About Me

All Are Welcome Here!

Hello

I’m Dr. Jean Jho

Jho as in “Joe” | She/Her | #PSY30433

I am Asian-American – 2nd generation Korean born from immigrant parents

I am an LGBTQ+ ally and a POC

I think “flaws” are deep, complex, and beautiful in their own way

I also like to curse here and there. Hey, I’m human.

Welcome! All are welcome here and I am glad that you are here! Allow me to introduce myself

I find each and every person I work with to be complex, layered, and valuable in their uniqueness and the ways they have come to adapt to the world they were born into. Rather than looking at situations from a “good” or “bad” lens, I try to be curious with you about why certain reactions, feelings, and reactions have emerged and have continued to persist over time. This may come in the form of identifying past traumas or experiences that have shaped beliefs as well as identify patterns that have emerged in various parts of your life. My desire is to help you access appreciation and empathy towards your own humanity. By doing so, emotions start to feel less like enemies and flaws, but more a helpful tool that alerts you and your needs.

I believe that collaborative work and mutual curiosity allows individuals to feel more grounded as they develop insight into themselves as well as identify their deeper needs. I value being able to embrace our humanness, flaws and all. Therapy IS vulnerable and difficult as well as gratifying and healing. I prioritize creating a space that is safe and nonjudgmental so that you can come as you are, just as you are.

Outside of being a therapist– I am an introvert, and a plant lover. Whenever I kill a plant, I buy two more to take its place. I am a parent to 2 dachshund puppies (do not ever do this to yourself) and 2 cats. I love animals but I am biased towards cats. My cats may make appearances every now and again during sessions, especially when it is an hour before dinner time (why do they do this????). I love food, laughter, tattoos, and good shows to binge on.

My Approach

I work primarily from a Relational Psychodynamic modality. However, I typically integrate different approaches that best fit your needs.

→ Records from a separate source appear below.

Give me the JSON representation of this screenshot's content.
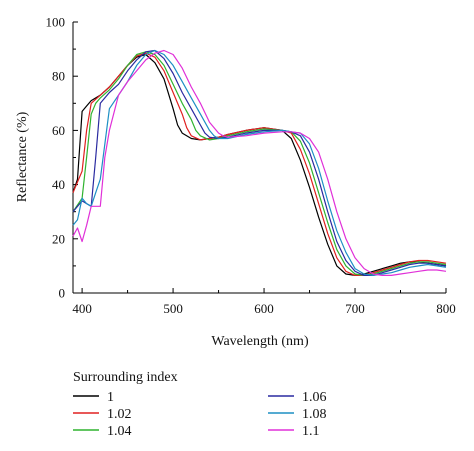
{
  "chart_data": {
    "type": "line",
    "title": "",
    "xlabel": "Wavelength (nm)",
    "ylabel": "Reflectance (%)",
    "xlim": [
      390,
      800
    ],
    "ylim": [
      0,
      100
    ],
    "xticks": [
      400,
      500,
      600,
      700,
      800
    ],
    "yticks": [
      0,
      20,
      40,
      60,
      80,
      100
    ],
    "grid": false,
    "legend_title": "Surrounding index",
    "legend_position": "below",
    "series": [
      {
        "name": "1",
        "color": "#000000",
        "x": [
          390,
          395,
          400,
          405,
          410,
          420,
          430,
          440,
          450,
          460,
          470,
          480,
          490,
          500,
          505,
          510,
          520,
          530,
          540,
          550,
          560,
          580,
          600,
          620,
          630,
          640,
          650,
          660,
          670,
          680,
          690,
          700,
          710,
          720,
          730,
          740,
          750,
          760,
          770,
          780,
          790,
          800
        ],
        "y": [
          37,
          42,
          67,
          69,
          71,
          73,
          76,
          80,
          84,
          87,
          88,
          85,
          79,
          68,
          62,
          59,
          57,
          56.5,
          57,
          57.5,
          58.5,
          60,
          61,
          60,
          57,
          49,
          39,
          28,
          18,
          10,
          7,
          6.5,
          7,
          8,
          9,
          10,
          11,
          11.5,
          11.5,
          11,
          10.5,
          10
        ]
      },
      {
        "name": "1.02",
        "color": "#e02020",
        "x": [
          390,
          400,
          405,
          410,
          420,
          430,
          440,
          450,
          460,
          470,
          480,
          490,
          500,
          510,
          515,
          520,
          530,
          540,
          550,
          560,
          580,
          600,
          620,
          630,
          640,
          650,
          660,
          670,
          680,
          690,
          700,
          710,
          720,
          730,
          740,
          750,
          760,
          770,
          780,
          790,
          800
        ],
        "y": [
          37,
          45,
          60,
          70,
          73,
          76,
          80,
          84,
          87.5,
          88.5,
          87,
          82,
          74,
          66,
          61,
          58,
          56.5,
          57,
          57.5,
          58.5,
          60,
          61,
          60,
          59,
          53,
          44,
          33,
          22,
          13,
          8,
          6.5,
          6.5,
          7.5,
          8.5,
          9.5,
          10.5,
          11.5,
          12,
          12,
          11.5,
          11
        ]
      },
      {
        "name": "1.04",
        "color": "#2fb32f",
        "x": [
          390,
          400,
          405,
          410,
          415,
          420,
          430,
          440,
          450,
          460,
          470,
          480,
          490,
          500,
          510,
          520,
          525,
          530,
          540,
          550,
          560,
          580,
          600,
          620,
          630,
          640,
          650,
          660,
          670,
          680,
          690,
          700,
          710,
          720,
          730,
          740,
          750,
          760,
          770,
          780,
          790,
          800
        ],
        "y": [
          30,
          35,
          50,
          66,
          70,
          72,
          75,
          79,
          84,
          88,
          89,
          88,
          84,
          77,
          70,
          64,
          60,
          58,
          56.5,
          57,
          58,
          59.5,
          60.5,
          60,
          59.5,
          56,
          48,
          37,
          26,
          16,
          10,
          7,
          6.5,
          7,
          8,
          9,
          10,
          11,
          11.5,
          11.5,
          11,
          10.5
        ]
      },
      {
        "name": "1.06",
        "color": "#2a2aa0",
        "x": [
          390,
          400,
          405,
          410,
          415,
          420,
          430,
          440,
          450,
          460,
          470,
          480,
          490,
          500,
          510,
          520,
          530,
          535,
          540,
          550,
          560,
          580,
          600,
          620,
          630,
          640,
          650,
          660,
          670,
          680,
          690,
          700,
          710,
          720,
          730,
          740,
          750,
          760,
          770,
          780,
          790,
          800
        ],
        "y": [
          30,
          34,
          33,
          32,
          50,
          70,
          74,
          77,
          82,
          86,
          89,
          89.5,
          86.5,
          81,
          74,
          68,
          62,
          59,
          57.5,
          57,
          57.5,
          59,
          60,
          60,
          59.5,
          58,
          52,
          42,
          30,
          19,
          12,
          8,
          6.5,
          6.5,
          7.5,
          8.5,
          9.5,
          10.5,
          11,
          11,
          10.5,
          10
        ]
      },
      {
        "name": "1.08",
        "color": "#1d8fc4",
        "x": [
          390,
          395,
          400,
          405,
          410,
          415,
          420,
          430,
          440,
          450,
          460,
          470,
          480,
          490,
          500,
          510,
          520,
          530,
          540,
          545,
          550,
          560,
          580,
          600,
          620,
          630,
          640,
          650,
          660,
          670,
          680,
          690,
          700,
          710,
          720,
          730,
          740,
          750,
          760,
          770,
          780,
          790,
          800
        ],
        "y": [
          25,
          27,
          35,
          33,
          32,
          37,
          42,
          68,
          73,
          78,
          84,
          88,
          89.5,
          88,
          84,
          78,
          72,
          66,
          60,
          58,
          57,
          57,
          58.5,
          59.5,
          60,
          59.5,
          59,
          55,
          46,
          34,
          23,
          15,
          9,
          7,
          6.5,
          7,
          7.5,
          8.5,
          9.5,
          10,
          10.5,
          10,
          9.5
        ]
      },
      {
        "name": "1.1",
        "color": "#e030d8",
        "x": [
          390,
          395,
          400,
          405,
          410,
          415,
          420,
          425,
          430,
          440,
          450,
          460,
          470,
          480,
          490,
          500,
          510,
          520,
          530,
          540,
          550,
          555,
          560,
          580,
          600,
          620,
          630,
          640,
          650,
          660,
          670,
          680,
          690,
          700,
          710,
          720,
          730,
          740,
          750,
          760,
          770,
          780,
          790,
          800
        ],
        "y": [
          21,
          24,
          19,
          25,
          32,
          32,
          32,
          50,
          60,
          73,
          78,
          82,
          86,
          88.5,
          89.5,
          88,
          83,
          76,
          70,
          63,
          59,
          58,
          57.5,
          58,
          59,
          59.5,
          59.5,
          59,
          57,
          52,
          42,
          30,
          20,
          13,
          9,
          7,
          6.5,
          6.5,
          7,
          7.5,
          8,
          8.5,
          8.5,
          8
        ]
      }
    ]
  }
}
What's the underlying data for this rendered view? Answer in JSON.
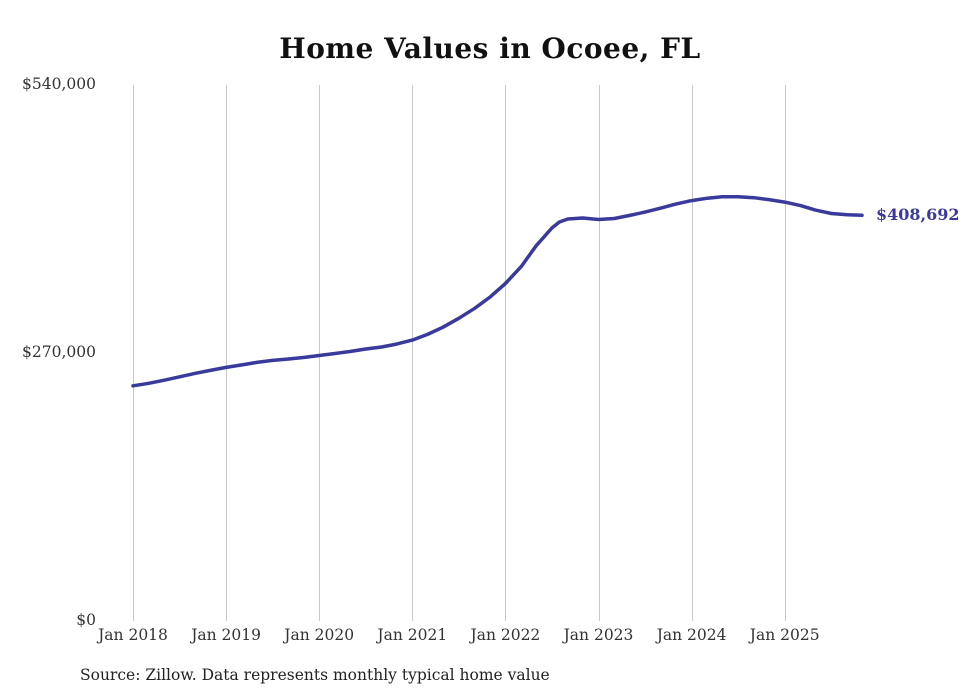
{
  "title": "Home Values in Ocoee, FL",
  "source_note": "Source: Zillow. Data represents monthly typical home value",
  "chart_data": {
    "type": "line",
    "title": "Home Values in Ocoee, FL",
    "xlabel": "",
    "ylabel": "",
    "grid": "vertical-only",
    "legend": "none",
    "ylim": [
      0,
      540000
    ],
    "xlim": [
      2018.0,
      2026.0
    ],
    "x_tick_years": [
      2018,
      2019,
      2020,
      2021,
      2022,
      2023,
      2024,
      2025
    ],
    "x_tick_labels": [
      "Jan 2018",
      "Jan 2019",
      "Jan 2020",
      "Jan 2021",
      "Jan 2022",
      "Jan 2023",
      "Jan 2024",
      "Jan 2025"
    ],
    "y_ticks": [
      0,
      270000,
      540000
    ],
    "y_tick_labels": [
      "$0",
      "$270,000",
      "$540,000"
    ],
    "end_label": "$408,692",
    "end_value": 408692,
    "colors": {
      "line": "#3a3a9d",
      "grid": "#c9c9c9",
      "text": "#333333",
      "title": "#111111"
    },
    "series": [
      {
        "name": "Typical home value (monthly)",
        "x": [
          2018.0,
          2018.17,
          2018.33,
          2018.5,
          2018.67,
          2018.83,
          2019.0,
          2019.17,
          2019.33,
          2019.5,
          2019.67,
          2019.83,
          2020.0,
          2020.17,
          2020.33,
          2020.5,
          2020.67,
          2020.83,
          2021.0,
          2021.17,
          2021.33,
          2021.5,
          2021.67,
          2021.83,
          2022.0,
          2022.17,
          2022.33,
          2022.5,
          2022.58,
          2022.67,
          2022.83,
          2023.0,
          2023.17,
          2023.33,
          2023.5,
          2023.67,
          2023.83,
          2024.0,
          2024.17,
          2024.33,
          2024.5,
          2024.67,
          2024.83,
          2025.0,
          2025.17,
          2025.33,
          2025.5,
          2025.67,
          2025.83
        ],
        "values": [
          237000,
          239500,
          242500,
          246000,
          249500,
          252500,
          255500,
          258000,
          260500,
          262500,
          264000,
          265500,
          267500,
          269500,
          271500,
          274000,
          276000,
          279000,
          283000,
          289000,
          296000,
          305000,
          315000,
          326000,
          340000,
          357000,
          378000,
          396000,
          402000,
          405000,
          406000,
          404500,
          405500,
          408500,
          412000,
          416000,
          420000,
          423500,
          426000,
          427500,
          427500,
          426500,
          424500,
          422000,
          418500,
          414000,
          410500,
          409200,
          408692
        ]
      }
    ]
  }
}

What is Psychodynamic Therapy?

Psychodynamic therapy focuses on identifying and understanding a person’s thoughts and feelings at a deeper level than some other forms of therapy. I work with their clients to help them bring their unconscious thoughts into their conscious awareness so that they can understand the internal factors that contributing to conflicts that feel difficult to resolve.

So what does that look like in practice? As I get to know my clients, I might start to notice themes or patterns that seem to show up. These patterns may have started from childhood and was just accepted as “just how things are.” By noticing these themes or patterns, we start to get a better grasp on why they emerged and what is causing them to repeat themselves in different circumstances. Something I hear quite often from clients is that they have always had a sense that something was off but could not put it into words or make sense of aspects of themselves. Therapy becomes like a light-bulb moment where clients realize that there is a valid reason for their feelings, thoughts, and reactions.

What Does it Mean to Work Relationally?

From my perspective, working relationally with my clients means intentionally being fully authentic with my clients. Of course, it is a bit more than that. Relational work focuses on the client’s relationship patterns or experiences. For example, let’s say that you struggle with being hyper aware of potential judgment from others. This makes social interactions stressful, overwhelming, and, at times, unsafe. Embarrassing yourself in front of others is your worst nightmare.

From a Relational Psychodynamic approach, we would explore where this fear of judgment emerged and how it was reinforced. Perhaps you had hyper critical parents that would comment on every fault they noticed and express disappointment by being critical or withdrawing from you. We realize how this repeated experience caused you to internalize that any mistake will lead to people losing interest in you or devaluing you.

This will inevitably play out with your therapist. You were 5 minutes late to session and worry that I will think that you are not a good client. You worry that I will see you as a failure or disappointment if old patterns that we had identified re-emerged. Voicing these internal thoughts is incredibly vulnerable, which is why establishing a safe, non-judgmental environment is of great importance to me. As you are able to tell me some of these fears, we can talk through how this played out between us in real time and have a corrective experience. Corrective experiences allow you to internalize that it is very much possible that people can extend grace to you when you’re not perfect.